There were other people of note during this period, one was Thomas Hopson born in Bonchurch an orphan. He was found a job as an apprentice tailor by the local parish authorities; however this did not appeal to Thomas. On seeing a man of war nearby, he volunteered and was accepted. Soon the ship was in action and Thomas heard that the fighting would last until a white flag was shown by either ship. He climbed up into the rigging, and in the smoke and noise made his way across to the enemy’s ship and removed their flag. He returned to the deck of his own ship with the flag, the enemy were thrown into confusion by the loss of their flag and surrendered. Hopson was promoted, and continued an upwards career becoming an admiral in 1689. On his retirement from the navy he became the M.P. for Newtown.

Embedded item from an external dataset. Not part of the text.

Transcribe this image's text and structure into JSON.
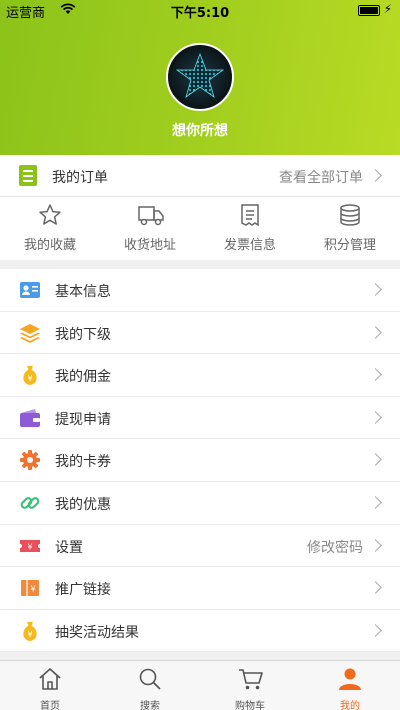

In 1631 King Charles and his Lord Treasurer, Sir Richard Weston visited Portsmouth to inspect the naval ships anchored there. It is reported that Sir Richard came across to the island and was lavishly entertained by Sir John Oglander.
In 1584 Newport sent two MP’s to Westminster for the first time, almost a century later in 1656 the population of Newport was reported to be around 2500 people. Newtown sent a MP. to Westminster in 1585 and a commission reported that the village of Ryde had about 40 families totalling around 220 people.
The entrance to the Medina River was guarded at Cowes by a castle to the east as well as defences on the west shore a verse was written referring to them;-
“The two huge Cowes that bellow from the shore,
Shake east and west with their tremendous roar,
They guard fair Newport and lofty isle,
From fierce invaders and their cruel spoil”
Hassell when writing in 1790 he stated that travelling to mainland and back was not easy matter, the crossing from Portsmouth to the island took 7 hours winds permitting.
In the 17th century, the lighting of beacons on a high point was used as a means of warning adjacent area of danger. In times of trouble watchmen were posted by the beacons to light and warn other watch points [beacons] if the country was in danger. At the time of invasion by the Spanish Armada five men and six horses spent 12 days travelling to London and back bring money [£700 in coinage] given by Queen Elizabeth for the strengthen of the fortifications at Carisbrooke.
Every parish was expected to have its own gun for defence; these were either kept in the church or close by together with ammunition. In 1683 twenty of these guns were assembled at Carisbrooke Castle, in 1790 eighteen of thee guns were still in existence, today there are only two, one at Carisbrooke castle and the other at Nunwell House.
This presentation is one of a number of lectures given around that time.